REPUBLIKA.CO.ID, DUBAI -- Industri penerbangan global mencatat kinerja meyakinkan pada 2014 dengan meraih keuntungan 19,9 miliar dolar AS. Pada tahun depan, Asosiasi Transportasi Udara Internasional (IATA) malah memprediksi terjadi kenaikan profit menjadi 25 miliar dolar AS.
IATA beralasan makin rendahnya harga minyak berdampak turunnya biaya operasional perusahaan penerbangan d seluruh dunia. Dalam enam bulan terakhir ini harga minyak dunia terus terjun bebas hingga mencapai 60 dolar AS per barel. Pada Juni lalu, harga minyak masih berada di angka 115 dolar AS per barel.

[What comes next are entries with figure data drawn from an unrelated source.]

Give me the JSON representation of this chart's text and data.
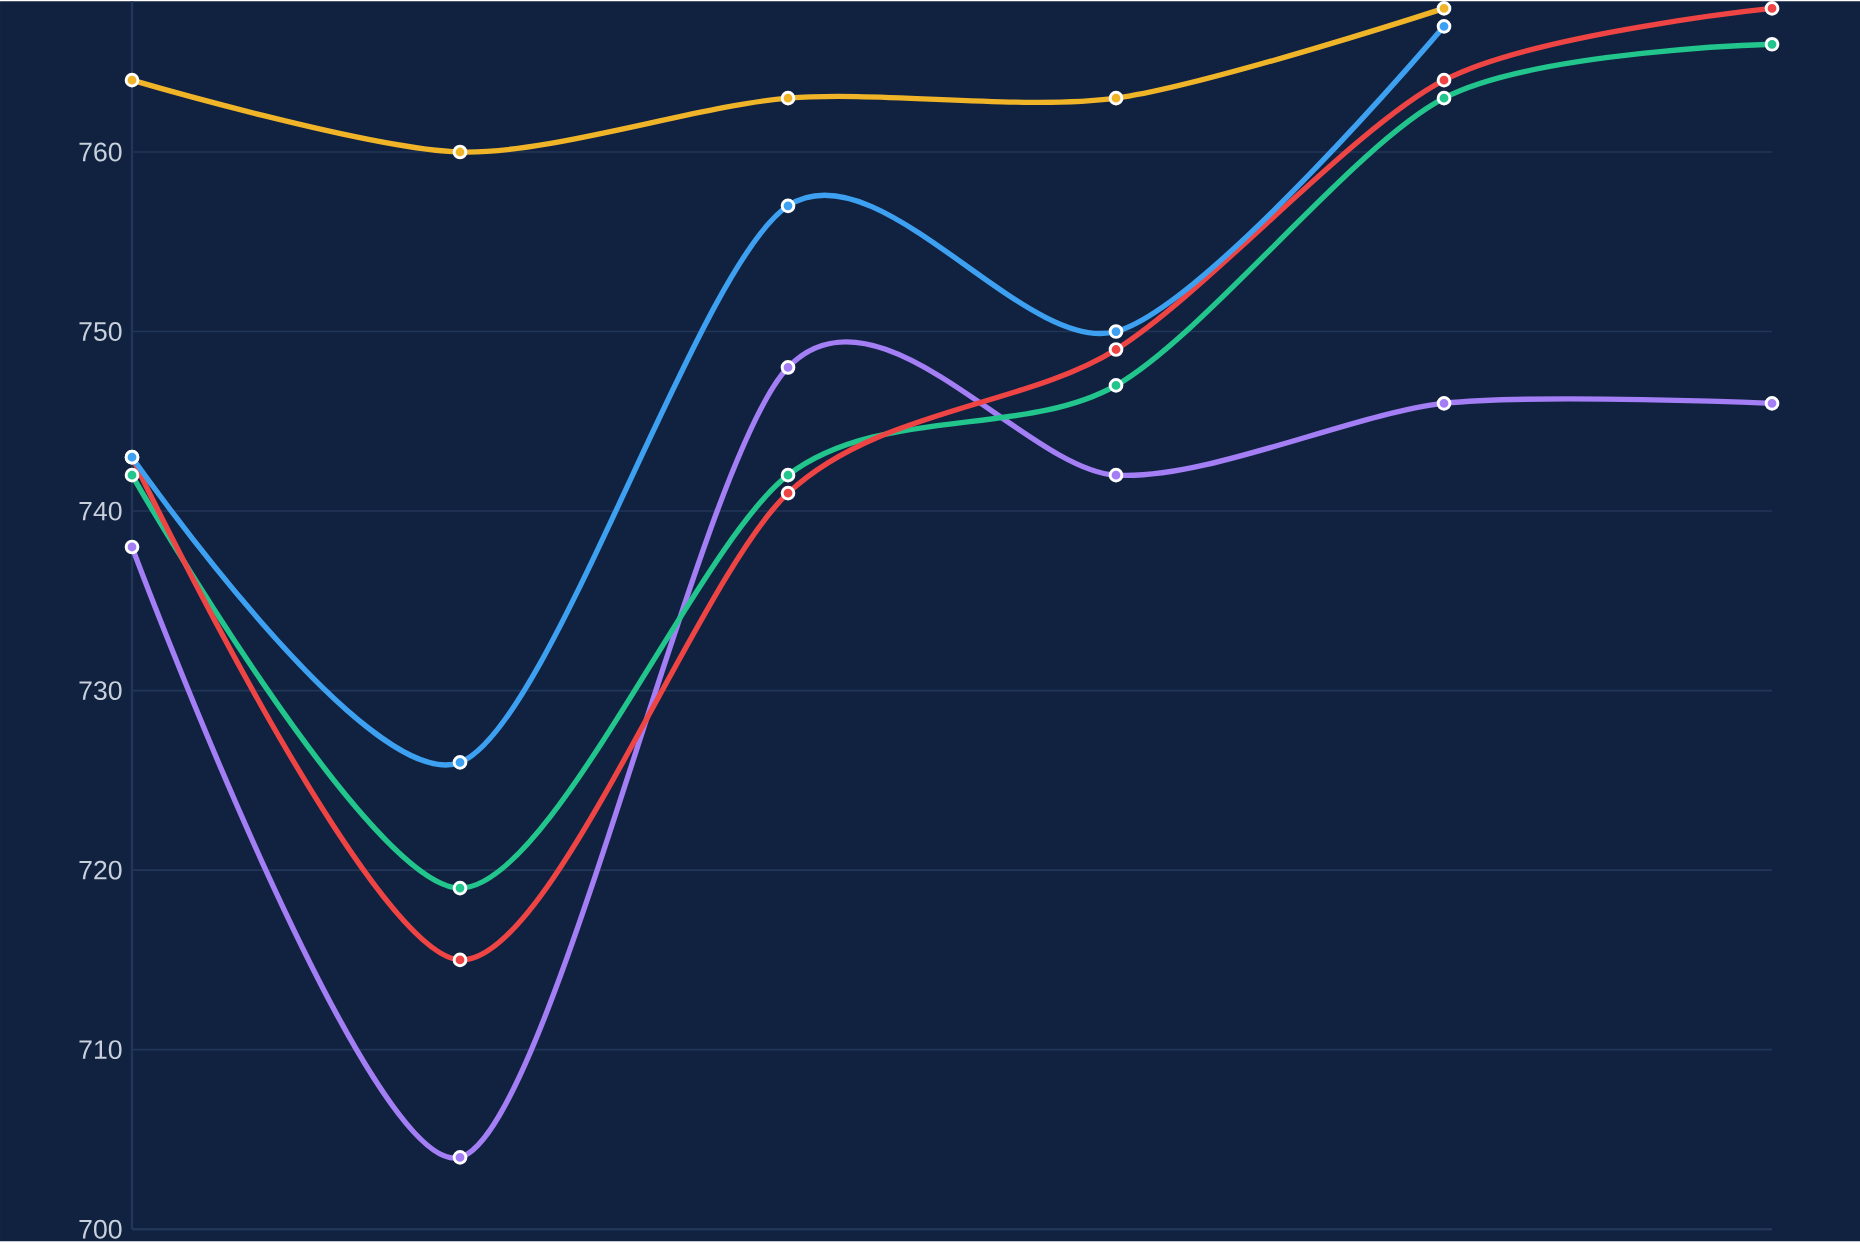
{
  "chart_data": {
    "type": "line",
    "categories": [
      null,
      null,
      null,
      null,
      null,
      null
    ],
    "series": [
      {
        "color": "#f0b429",
        "values": [
          764,
          760,
          763,
          763,
          768,
          null
        ]
      },
      {
        "color": "#3ea0f0",
        "values": [
          743,
          726,
          757,
          750,
          767,
          null
        ]
      },
      {
        "color": "#ef4444",
        "values": [
          743,
          715,
          741,
          749,
          764,
          768
        ]
      },
      {
        "color": "#22c58b",
        "values": [
          742,
          719,
          742,
          747,
          763,
          766
        ]
      },
      {
        "color": "#a37ef5",
        "values": [
          738,
          704,
          748,
          742,
          746,
          746
        ]
      }
    ],
    "ylim": [
      700,
      768.4
    ],
    "yticks": [
      700,
      710,
      720,
      730,
      740,
      750,
      760
    ],
    "grid": "y",
    "marker": "circle",
    "line_style": "solid",
    "tick_labels": "y"
  }
}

Faktor lainnya, menurut penjelasan IATA, terkait dengan membaiknya perekonomian di Amerika Serikat (AS) dan banyak negara lainnya. "Pertumbuhan ekonomi ini berkorelasi langsung dengan bertambahnya permintaan terbang," kata Direktur Jenderal IATA Tony Tyler seperti dikutip Businessdaily, Jumat (26/12).
IATA menyatakan para penumpang akan memperoleh keuntungan atas makin murahnya biaya operasional maskapai. Ini bisa berpengaruh atas harga tiket pesawat yang akan turun pada 2015 rata-rata sekitar 5 persen. "Biaya kargo juga akan turun sekitar 5,8 persen dari harga pada 2014," kata Tony.
Merger antarperusahaan penerbangan pun, menurut IATA, memberikan andil besar atas makin efisiennya kinerja maskapai dalam beberapa tahun ini. Hampir semua lini usaha penerbangan merasakan efisiensi ketika merger terjadi.
Majalah Forbes memperkirakan industri penerbangan global pada tahun depan bakal mencatat masa-masa menyenangkan. Maskapai penerbangan mendapat rezeki nomplok atas murahnya harga minyak dunia dan tetap tingginya permintaan konsumen untuk bepergian.
Dalam analisisnya terhadap perusahaan penerbangan AS, Delta, Forbes menyebut kinerja mereka akan lebih baik pada 2015. Secara umum, perusahaan penerbangan seharusnya menikmati membaiknya perekonomian global ini dengan mencatat keuntungan.